Every state has its own laws, but typically, there are no formal requirements to establish a partnership, such as filing a document with the state (as is typical for corporations and limited liability companies) or drafting an agreement between the partners.
There are three main types of Partnerships: (1) a General (“GP”), (2) Limited (“LP”), and (3) limited liability (“LLP”).
In a GP, the partners share equally in the legal and financial liabilities of the partnership as well as the day-to-day management (absent a written agreement stating otherwise). GPs are very easy to maintain and establish. They can be established by written or oral agreement, and could technically be established unintentionally under certain circumstances.

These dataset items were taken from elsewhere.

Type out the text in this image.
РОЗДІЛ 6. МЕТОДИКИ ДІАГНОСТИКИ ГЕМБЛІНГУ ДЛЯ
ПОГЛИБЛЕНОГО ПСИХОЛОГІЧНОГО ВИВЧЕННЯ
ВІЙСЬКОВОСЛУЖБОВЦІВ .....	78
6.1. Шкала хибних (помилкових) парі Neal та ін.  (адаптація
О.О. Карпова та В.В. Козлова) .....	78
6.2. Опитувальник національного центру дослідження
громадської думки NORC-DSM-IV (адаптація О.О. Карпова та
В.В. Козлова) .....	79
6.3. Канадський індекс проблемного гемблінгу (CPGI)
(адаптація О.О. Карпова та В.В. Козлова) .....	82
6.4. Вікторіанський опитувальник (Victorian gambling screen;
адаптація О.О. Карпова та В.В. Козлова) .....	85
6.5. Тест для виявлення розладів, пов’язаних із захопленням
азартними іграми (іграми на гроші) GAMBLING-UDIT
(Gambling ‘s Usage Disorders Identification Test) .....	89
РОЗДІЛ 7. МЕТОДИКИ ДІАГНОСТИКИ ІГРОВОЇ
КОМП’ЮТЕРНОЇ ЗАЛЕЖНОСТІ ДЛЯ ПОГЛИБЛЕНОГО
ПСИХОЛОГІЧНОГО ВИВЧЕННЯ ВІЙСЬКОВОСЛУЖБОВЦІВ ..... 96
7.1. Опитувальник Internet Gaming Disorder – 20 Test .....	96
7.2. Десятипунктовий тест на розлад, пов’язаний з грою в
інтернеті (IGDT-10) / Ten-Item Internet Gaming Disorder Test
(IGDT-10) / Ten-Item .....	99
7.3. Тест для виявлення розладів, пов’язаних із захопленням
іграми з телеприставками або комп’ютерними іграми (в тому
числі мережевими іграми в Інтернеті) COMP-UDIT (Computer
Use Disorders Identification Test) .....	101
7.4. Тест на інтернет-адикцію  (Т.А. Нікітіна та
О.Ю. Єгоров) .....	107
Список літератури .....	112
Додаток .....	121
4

The LP typically includes one or more Limited Partners and a General Partner. Depending on the state, there may be some type of filing fees associated with the establishment and/or maintenance of an LP. A General Partner would not typically receive limited liability. However, a Limited Partner usually will.
The LLP does offer limited liability for acts that arise from the business of the partnership. However, the LLP must maintain LLP status to receive such protection. The LLP offers flexibility in terms of structure and in terms of allocating income, gains, losses, deductions, and distributions.